Your right his tri's are like tree trunks lol... Impressive


----------



## MRSTRONG (Apr 18, 2009)

i was loading and spotting at the england final big dave was in it , think he had 7 or 8 reps of the 150 log for a small guy he is fcuking big .


----------



## shaunmac (Aug 13, 2010)

He's a bit of a brute.


----------



## MRSTRONG (Apr 18, 2009)

he tore his right calf on the tyre flip he strapped it up and carried on like it didnt happen lol mental .


----------



## guvnor82 (Oct 23, 2011)

60kg db extensions is mental


----------



## MattGriff (Aug 21, 2012)

Dave is a top fella, trained and competed with him a few times. Runs a strongman unit in Tamworth and welcomes anyone to come and have a pop.

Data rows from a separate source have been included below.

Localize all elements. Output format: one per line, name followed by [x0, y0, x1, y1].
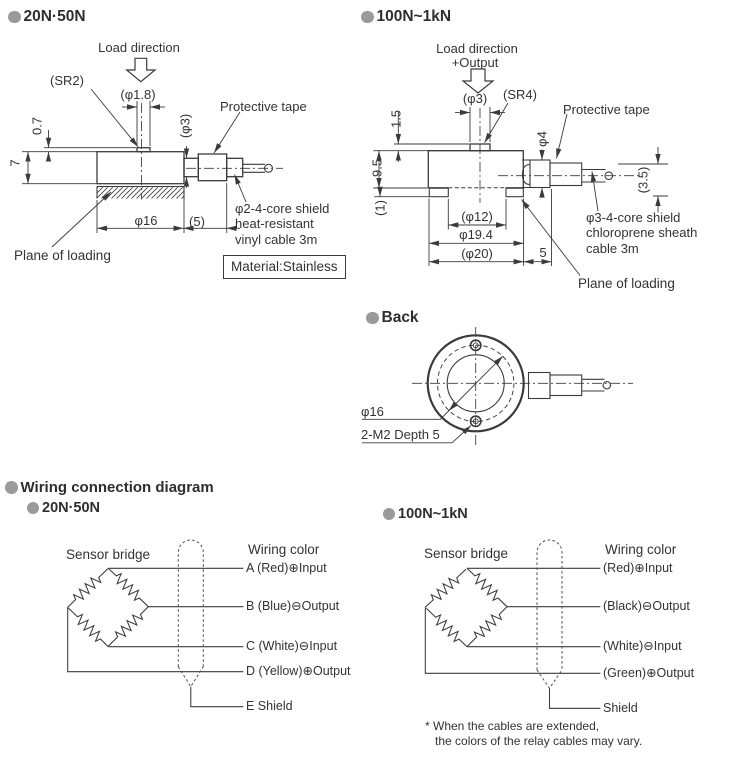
cable-spec-line2: chloroprene sheath: [586, 225, 698, 241]
subsection-title-text: 100N~1kN: [398, 506, 468, 522]
dim-phi3: (φ3): [177, 113, 193, 139]
wire-label-black: (Black)⊖Output: [603, 599, 690, 613]
dim-5: 5: [539, 245, 547, 260]
wire-label-white: (White)⊖Input: [603, 639, 682, 653]
cable-spec-line1: φ3-4-core shield: [586, 210, 681, 225]
wire-label-red: (Red)⊕Input: [603, 561, 673, 575]
section-title-text: 20N·50N: [23, 8, 86, 25]
bullet-icon: [361, 10, 374, 24]
section-title-text: Back: [381, 309, 419, 326]
section-title-text: 100N~1kN: [376, 8, 452, 25]
plane-of-loading-label: Plane of loading: [14, 248, 111, 263]
protective-tape-label: Protective tape: [220, 99, 307, 114]
protective-tape-label: Protective tape: [563, 102, 650, 117]
dim-3-5: (3.5): [635, 166, 651, 194]
sensor-bridge-label: Sensor bridge: [66, 547, 151, 562]
bullet-icon: [383, 508, 395, 520]
dim-1: (1): [372, 200, 388, 216]
wire-label-a: A (Red)⊕Input: [246, 561, 327, 575]
load-direction-output-label: +Output: [451, 55, 499, 70]
wire-label-green: (Green)⊕Output: [603, 666, 695, 680]
dim-sr2: (SR2): [50, 73, 84, 88]
bullet-icon: [27, 502, 39, 514]
wire-label-c: C (White)⊖Input: [246, 639, 338, 653]
dim-9-5: 9.5: [369, 158, 385, 178]
dim-5: (5): [189, 214, 205, 229]
cable-spec-line2: heat-resistant: [235, 216, 314, 232]
plane-of-loading-label: Plane of loading: [578, 276, 675, 291]
wire-label-b: B (Blue)⊖Output: [246, 599, 340, 613]
wiring-diagram-linework: [63, 539, 601, 709]
back-dim-2m2-depth5: 2-M2 Depth 5: [361, 427, 440, 442]
dim-phi12: (φ12): [461, 209, 493, 224]
load-direction-label: Load direction: [98, 40, 180, 55]
section-title-wiring: Wiring connection diagram: [5, 479, 214, 496]
wiring-color-heading: Wiring color: [248, 542, 320, 557]
dim-phi3: (φ3): [462, 91, 488, 106]
cable-spec-line3: vinyl cable 3m: [235, 231, 318, 247]
subsection-title-wiring-20n: 20N·50N: [27, 500, 100, 516]
cable-spec-label: φ2-4-core shield heat-resistant vinyl ca…: [235, 201, 329, 247]
dim-7: 7: [7, 159, 23, 167]
dim-phi4: φ4: [534, 131, 550, 147]
subsection-title-wiring-100n: 100N~1kN: [383, 506, 468, 522]
dim-phi1-8: (φ1.8): [120, 87, 156, 102]
wire-label-d: D (Yellow)⊕Output: [246, 664, 351, 678]
dim-0-7: 0.7: [29, 116, 45, 136]
wire-label-shield: Shield: [603, 701, 638, 715]
material-box: Material:Stainless: [223, 255, 346, 279]
drawing-100n-1kn-linework: [373, 68, 668, 276]
cable-spec-line3: cable 3m: [586, 240, 639, 256]
dim-phi16: φ16: [134, 213, 158, 228]
cable-spec-label: φ3-4-core shield chloroprene sheath cabl…: [586, 210, 697, 256]
cable-extension-note-line2: the colors of the relay cables may vary.: [435, 734, 643, 748]
sensor-bridge-label: Sensor bridge: [424, 546, 509, 561]
dim-phi19-4: φ19.4: [459, 227, 493, 242]
section-title-100n-1kn: 100N~1kN: [361, 8, 451, 26]
drawing-20n-50n-linework: [22, 57, 283, 248]
dim-sr4: (SR4): [503, 87, 537, 102]
cable-extension-note-line1: * When the cables are extended,: [425, 719, 600, 733]
back-dim-phi16: φ16: [361, 404, 384, 419]
dim-1-5: 1.5: [388, 109, 404, 129]
wiring-color-heading: Wiring color: [605, 542, 677, 557]
bullet-icon: [8, 10, 21, 24]
subsection-title-text: 20N·50N: [42, 500, 101, 516]
section-title-20n-50n: 20N·50N: [8, 8, 86, 26]
wire-label-e: E Shield: [246, 699, 293, 713]
cable-spec-line1: φ2-4-core shield: [235, 201, 330, 216]
back-view-linework: [362, 327, 633, 446]
dim-phi20: (φ20): [461, 246, 493, 261]
section-title-text: Wiring connection diagram: [20, 479, 214, 496]
load-direction-label: Load direction: [436, 41, 518, 56]
section-title-back: Back: [366, 309, 419, 327]
bullet-icon: [366, 311, 379, 325]
bullet-icon: [5, 481, 18, 494]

He said to me last time I saw him he was going to retire from strongman into Powerlifting - and with his circa 400kg raw squat, 260ish bench and 370ish deadlift raw he will be a force to reakon with.


----------



## Rick89 (Feb 27, 2009)

MattGriff said:


> Dave is a top fella, trained and competed with him a few times. Runs a strongman unit in Tamworth and welcomes anyone to come and have a pop.
> 
> He said to me last time I saw him he was going to retire from strongman into Powerlifting - and with his circa 400kg raw squat, 260ish bench and 370ish deadlift raw he will be a force to reakon with.


awesome mate

he certainly is a huge lifter, his legs and arms dont resemble that of a human

would love to see some of his squatting


----------



## animal adam (Sep 1, 2010)

That's insane!


----------



## dusher (Jul 8, 2008)

Incredible. I thought I was doing good at 30kg. Blokes a beast


----------